The Extreme Ice Survey is the most wide-ranging glacier study ever conducted using ground-based, real-time photography. EIS uses time-lapse photography, conventional photography, and video to document the rapid changes now occuring on the Earth’s glacial ice. The EIS team has installed 27 time-lapse cameras at 15 sites in Greenland, Iceland, Alaska, and the Rocky Mountains. EIS supplements this ongoing record with annual repeat photography in Iceland, the Alps, and Bolivia.

What is the Extreme Ice Survey?

In the early 1960s the ‘big blue marble’ photos of Earth from space completely changed our view of our planet and its ecosystem. The “our” is meant to be as inclusive as possible because it was the image itself– translated everywhere into media as varied as films and t-shirts– that made the point. Our modern environmental consciousness began with that image.

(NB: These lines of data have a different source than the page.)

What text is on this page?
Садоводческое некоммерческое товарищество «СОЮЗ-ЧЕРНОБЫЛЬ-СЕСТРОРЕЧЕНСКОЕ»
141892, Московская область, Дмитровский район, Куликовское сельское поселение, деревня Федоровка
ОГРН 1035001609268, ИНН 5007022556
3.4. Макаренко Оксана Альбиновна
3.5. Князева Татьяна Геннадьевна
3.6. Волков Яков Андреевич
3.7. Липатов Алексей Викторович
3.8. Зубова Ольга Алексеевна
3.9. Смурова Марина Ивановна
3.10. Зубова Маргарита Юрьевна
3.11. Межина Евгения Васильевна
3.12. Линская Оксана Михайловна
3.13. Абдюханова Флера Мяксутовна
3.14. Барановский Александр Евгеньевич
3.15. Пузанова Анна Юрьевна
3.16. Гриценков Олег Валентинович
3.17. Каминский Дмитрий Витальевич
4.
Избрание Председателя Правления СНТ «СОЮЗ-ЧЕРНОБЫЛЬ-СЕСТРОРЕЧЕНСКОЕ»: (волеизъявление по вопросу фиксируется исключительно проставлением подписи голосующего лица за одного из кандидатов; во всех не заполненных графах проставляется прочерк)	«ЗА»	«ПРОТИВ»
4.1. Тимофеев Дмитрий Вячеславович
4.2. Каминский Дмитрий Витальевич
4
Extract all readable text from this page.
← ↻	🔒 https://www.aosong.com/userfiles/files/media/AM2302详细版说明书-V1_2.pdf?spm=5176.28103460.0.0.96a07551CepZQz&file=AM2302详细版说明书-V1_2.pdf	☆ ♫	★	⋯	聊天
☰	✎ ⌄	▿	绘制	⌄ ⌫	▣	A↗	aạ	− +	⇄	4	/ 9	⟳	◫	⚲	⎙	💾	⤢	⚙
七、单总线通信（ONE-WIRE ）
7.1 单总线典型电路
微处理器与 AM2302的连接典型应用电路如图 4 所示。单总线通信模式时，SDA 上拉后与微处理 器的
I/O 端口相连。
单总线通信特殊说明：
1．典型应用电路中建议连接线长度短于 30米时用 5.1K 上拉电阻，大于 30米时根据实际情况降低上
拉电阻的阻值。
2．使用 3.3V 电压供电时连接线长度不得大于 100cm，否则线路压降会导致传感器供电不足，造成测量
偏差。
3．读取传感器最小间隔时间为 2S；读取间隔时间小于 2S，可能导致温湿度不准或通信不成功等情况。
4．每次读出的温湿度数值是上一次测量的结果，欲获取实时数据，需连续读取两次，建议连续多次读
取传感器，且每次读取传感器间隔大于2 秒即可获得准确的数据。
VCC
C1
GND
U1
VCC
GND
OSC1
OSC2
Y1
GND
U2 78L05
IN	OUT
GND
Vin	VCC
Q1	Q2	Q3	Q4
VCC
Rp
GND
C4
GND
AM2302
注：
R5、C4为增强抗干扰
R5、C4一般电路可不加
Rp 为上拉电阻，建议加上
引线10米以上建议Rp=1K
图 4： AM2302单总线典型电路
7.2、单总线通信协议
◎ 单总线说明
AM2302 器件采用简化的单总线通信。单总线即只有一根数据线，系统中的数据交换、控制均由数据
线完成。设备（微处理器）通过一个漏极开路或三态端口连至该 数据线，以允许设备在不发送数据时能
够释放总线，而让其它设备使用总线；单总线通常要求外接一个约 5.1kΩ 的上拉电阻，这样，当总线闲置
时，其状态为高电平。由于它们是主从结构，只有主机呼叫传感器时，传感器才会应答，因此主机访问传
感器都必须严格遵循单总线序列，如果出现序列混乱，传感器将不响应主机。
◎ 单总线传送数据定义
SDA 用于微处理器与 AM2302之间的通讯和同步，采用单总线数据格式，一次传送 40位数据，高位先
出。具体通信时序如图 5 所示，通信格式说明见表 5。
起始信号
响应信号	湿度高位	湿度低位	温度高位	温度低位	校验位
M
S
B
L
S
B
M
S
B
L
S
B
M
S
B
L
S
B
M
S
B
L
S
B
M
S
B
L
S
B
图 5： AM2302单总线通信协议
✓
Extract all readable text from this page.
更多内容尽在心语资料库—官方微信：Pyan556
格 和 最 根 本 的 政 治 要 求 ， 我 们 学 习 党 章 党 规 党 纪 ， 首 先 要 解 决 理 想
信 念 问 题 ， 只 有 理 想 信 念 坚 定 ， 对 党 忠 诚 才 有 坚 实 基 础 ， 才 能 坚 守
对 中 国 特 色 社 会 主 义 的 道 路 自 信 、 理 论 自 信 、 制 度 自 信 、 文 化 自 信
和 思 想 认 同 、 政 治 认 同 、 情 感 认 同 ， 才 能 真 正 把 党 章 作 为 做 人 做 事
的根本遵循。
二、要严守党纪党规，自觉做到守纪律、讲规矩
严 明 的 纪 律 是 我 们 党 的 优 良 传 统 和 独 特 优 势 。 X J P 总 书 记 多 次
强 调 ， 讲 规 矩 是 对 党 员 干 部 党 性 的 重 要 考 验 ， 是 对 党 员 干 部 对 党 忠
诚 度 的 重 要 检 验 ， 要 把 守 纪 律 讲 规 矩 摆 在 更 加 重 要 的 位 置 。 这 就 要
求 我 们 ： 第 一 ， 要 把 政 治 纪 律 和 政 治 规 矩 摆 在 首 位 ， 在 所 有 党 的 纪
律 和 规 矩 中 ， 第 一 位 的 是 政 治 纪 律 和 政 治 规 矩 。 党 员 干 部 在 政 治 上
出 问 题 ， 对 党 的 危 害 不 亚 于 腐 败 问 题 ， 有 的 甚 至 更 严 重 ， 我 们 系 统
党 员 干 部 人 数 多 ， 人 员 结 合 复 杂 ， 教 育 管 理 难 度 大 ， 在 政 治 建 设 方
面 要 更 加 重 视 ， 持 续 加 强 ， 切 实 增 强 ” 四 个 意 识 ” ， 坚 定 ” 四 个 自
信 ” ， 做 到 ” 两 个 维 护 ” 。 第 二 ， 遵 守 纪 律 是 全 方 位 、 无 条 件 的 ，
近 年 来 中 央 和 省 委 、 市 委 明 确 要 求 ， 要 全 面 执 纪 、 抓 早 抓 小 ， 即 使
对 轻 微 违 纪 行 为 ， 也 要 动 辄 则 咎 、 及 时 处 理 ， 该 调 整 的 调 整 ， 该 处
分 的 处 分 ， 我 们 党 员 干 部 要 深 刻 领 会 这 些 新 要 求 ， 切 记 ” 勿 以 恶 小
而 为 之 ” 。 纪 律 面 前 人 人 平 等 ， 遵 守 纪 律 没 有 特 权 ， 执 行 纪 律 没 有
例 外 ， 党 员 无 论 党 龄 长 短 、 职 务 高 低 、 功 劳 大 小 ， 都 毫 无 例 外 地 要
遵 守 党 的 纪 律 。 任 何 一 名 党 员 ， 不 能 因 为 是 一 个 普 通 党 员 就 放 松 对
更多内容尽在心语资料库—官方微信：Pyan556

It was a wonderfully effective, didactic image: we are all one world, we are a small corner of a very big universe. Since then, there have been an entire range of other images that might be said to be equally potent, or at least to reinforce the point. I’ve always loved the images of the Earth from the moon, and the deep space images from the Hubble Telescope are breathtaking.

The Extreme Ice images are more difficult, and too complex for easy translations, but I think they will play an equally important role in the maturation of human environmental awareness. They are complex because they are both utterly beautiful and, at the same time, a damning, even shocking indictment of myopia. This is the first clear vision we have of our future.

Wishful Thinking

The Millennium Villages project offers a bold, innovative model for helping rural African communities lift themselves out of extreme poverty. The Millennium Villages are proving that by fighting poverty at the village level through community-led development, rural Africa can achieve the Millennium Development Goals—global targets for reducing extreme poverty and hunger by half and improving education, health, gender equality and environmental sustainability—by 2015, and escape the extreme poverty that traps hundreds of millions of people throughout the continent.

With the help of new advances in science and technology, project personnel work with villages to create and facilitate sustainable, community-led action plans that are tailored to the villages’ specific needs and designed to achieve the the Millennium Development Goals.

About the Villages

Positive thinking can be a bad thing if it blinds you to criticism and ongoing problems. Pessimism, though, can be just as bad if it prevents you from seeing potential and the possibility of change. So when someone, person or organization, makes large claims it’s important to try to find some balance between skepticism and wishful thinking.

That’s why it can be so difficult to think though the idea that poverty could be eliminated in the same way that certain diseases have been eliminated over the last century. A century ago, of course, we did not know enough about the origins of diseases to really understand how we might prevent them. And, of course, we have only eliminated a few.

In fact, the very techniques we developed to fight diseases caused their own problems; bacterial resistance to antibiotics, for example. And new diseases have arisen, such as the AIDS pandemic, that may not be resolved, much less controlled, for decades or more. So when we say we can eliminate poverty we have to be cautious about what we mean.

Still, projects like the Millennium Villages illustrate that there is a lot of common sense yet to be applied to the problem of eliminating hunger and poverty. We save an enormous amount of energy– in every sense– if we buy food aide regionally rather than shipping it from the United States. African farmers are willing and able to grow their own crops.

Similarly, it makes sense to apply some sort of systemic thinking to poverty. That means considerations of sustainability and scale, as well as a focus on agriculture, education, health, and infrastructure. This is not your father’s Care Package, dropped by parachute when famine strikes. I think there is every reason to be hopeful about this new model.